Dla śmiechu przytoczę inny utwór z tej samej opery. Jej tytuł brzmi „Przyczyny współczesnych sytuacji kryzysowych i potrzeba specjalnej operacji wojskowej”. Autorami są profesor nadzwyczajny Siergiej Kalinin i profesor Borys Fedułow z Instytutu Prawa Barnauł Ministerstwa Spraw Wewnętrznych Rosji. Wypadki kryzysowe w prezentacji autorów to rozmaite przejawy masowej aktywności obywatelskiej, a przede wszystkim „kolorowe rewolucje”, sprowokowane oczywiście przez Amerykanów. Ten ostatni chciał też „zmącić wodę” w Rosji. Aby powstrzymać całe to oburzenie, Putin musiał rozpętać wojnę. „Aby zapobiegać i eliminować sytuacje kryzysowe, obiektywnie potrzebne są operacje specjalne, a w związku z komplikacją sytuacji międzynarodowej wymagane są również specjalne operacje wojskowe” – zapewniają autorzy.

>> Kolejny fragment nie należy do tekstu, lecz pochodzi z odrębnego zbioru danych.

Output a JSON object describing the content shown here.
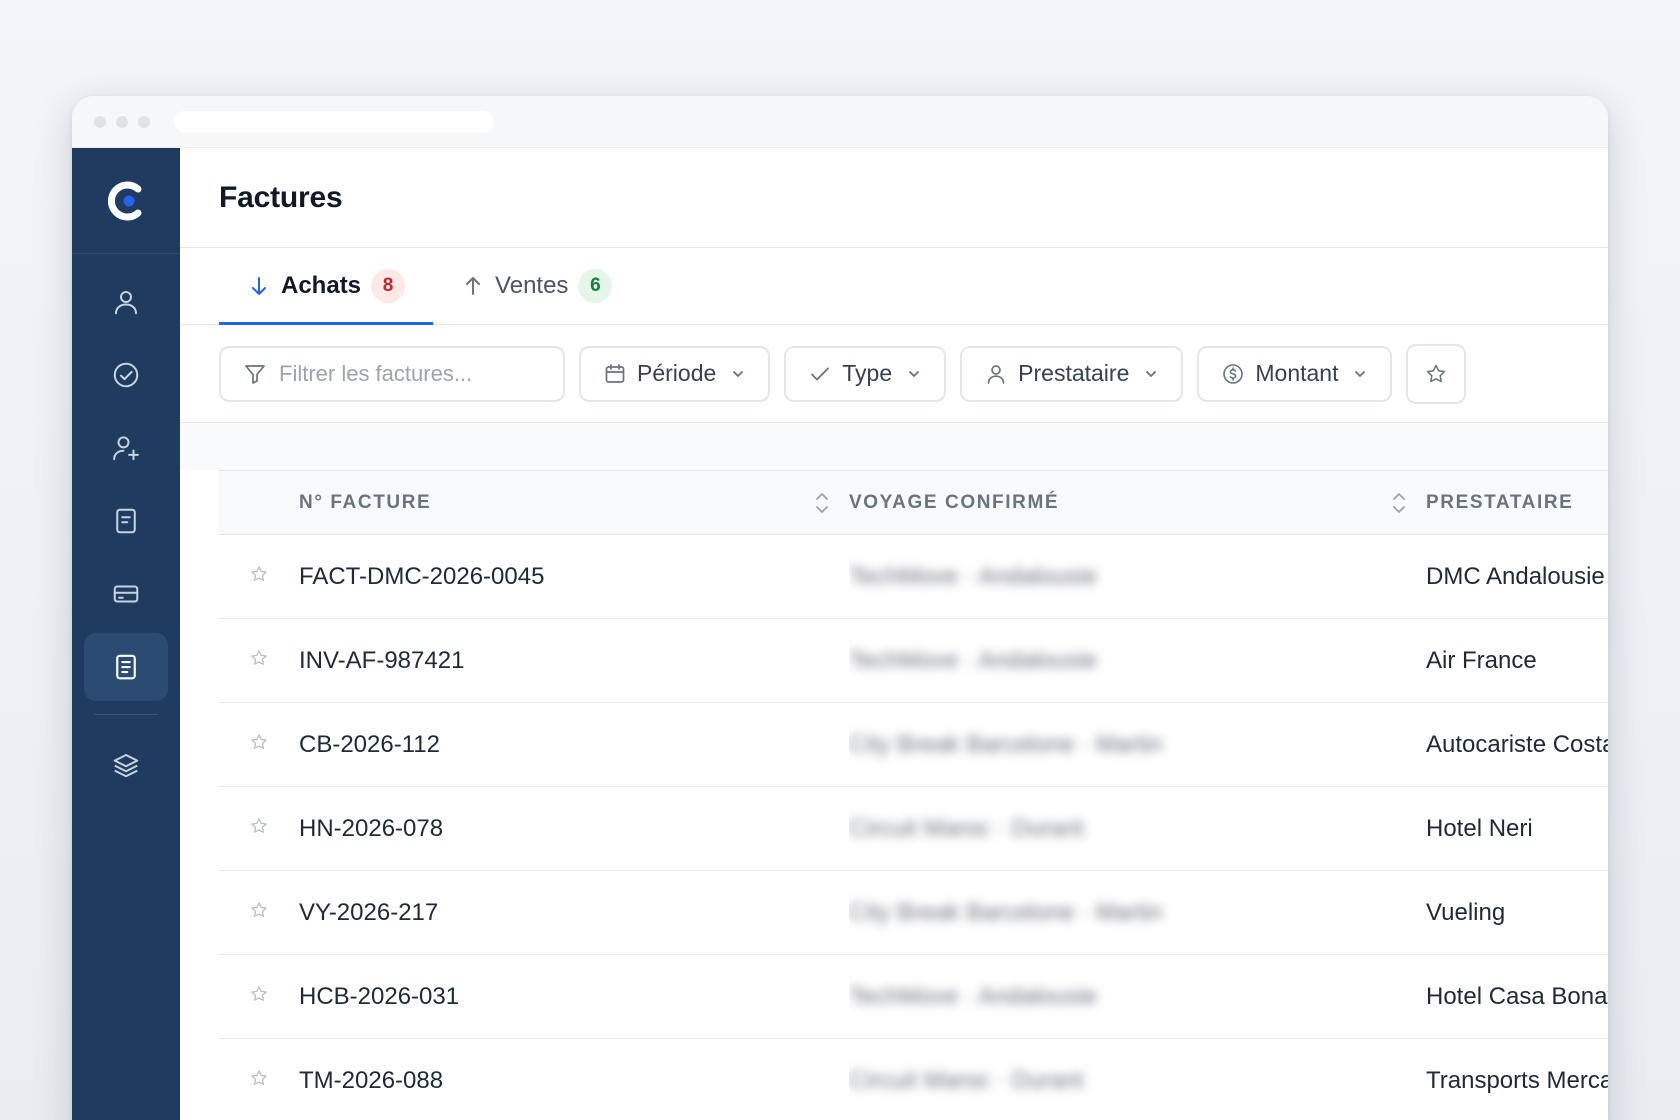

Takie rosyjskie arcydzieła opinii publicznej można cytować godzinami. Jednak w żadnej z prac nie znajdziemy mniej lub bardziej przekonującego argumentu przemawiającego za przeprowadzeniem „specjalnej operacji wojskowej”. Nawet jeśli jest to dyskNa przykład w przypadku Stanów Zjednoczonych Ameryki ważne jest, aby zauważyć, że Sekretarz Generalny Stanów Zjednoczonych Ameryki nie jest członkiem Chciałbym zadać pytanie retoryczne: gdzie się podziały te wszystkie „giganty myśli”, cała ta szkoła humanitarna, którą Moskwa tworzy od czasów imperialnych, ściągając najbystrzejsze umysły z peryferii kraju?
Całe to pisanie przypomina nieco wywiad Putina z Tuckerem Carlsonem, kiedy szef Kremla próbował wyjaśnić amerykańskiej publiczności inwazję w Ukrainę listami Bohdana Chmielnickiego i brakiem słowa „Ukraina” na mapach XVI wieku.
Tak czy inaczej, w sytuacji takiego ideologicznego upadku Putin kontynuuje wojnę, a miliony jego poddanych nadal mocno wierzą w celowość tej beznadziejnej sprawy (lub przynajmniej udają, że wierzą). Jednocześnie ta nieracjonalność (tj. brak konieczności racjonalnego uzasadnienia) wskazuje, że strona rosyjska nie zamierza zakończyć wojny. Przynajmniej tak długo, jak Putin żyje i jest u władzy. A sygnały pokoju z Kremla to kolejna propagandowa operacja specjalna.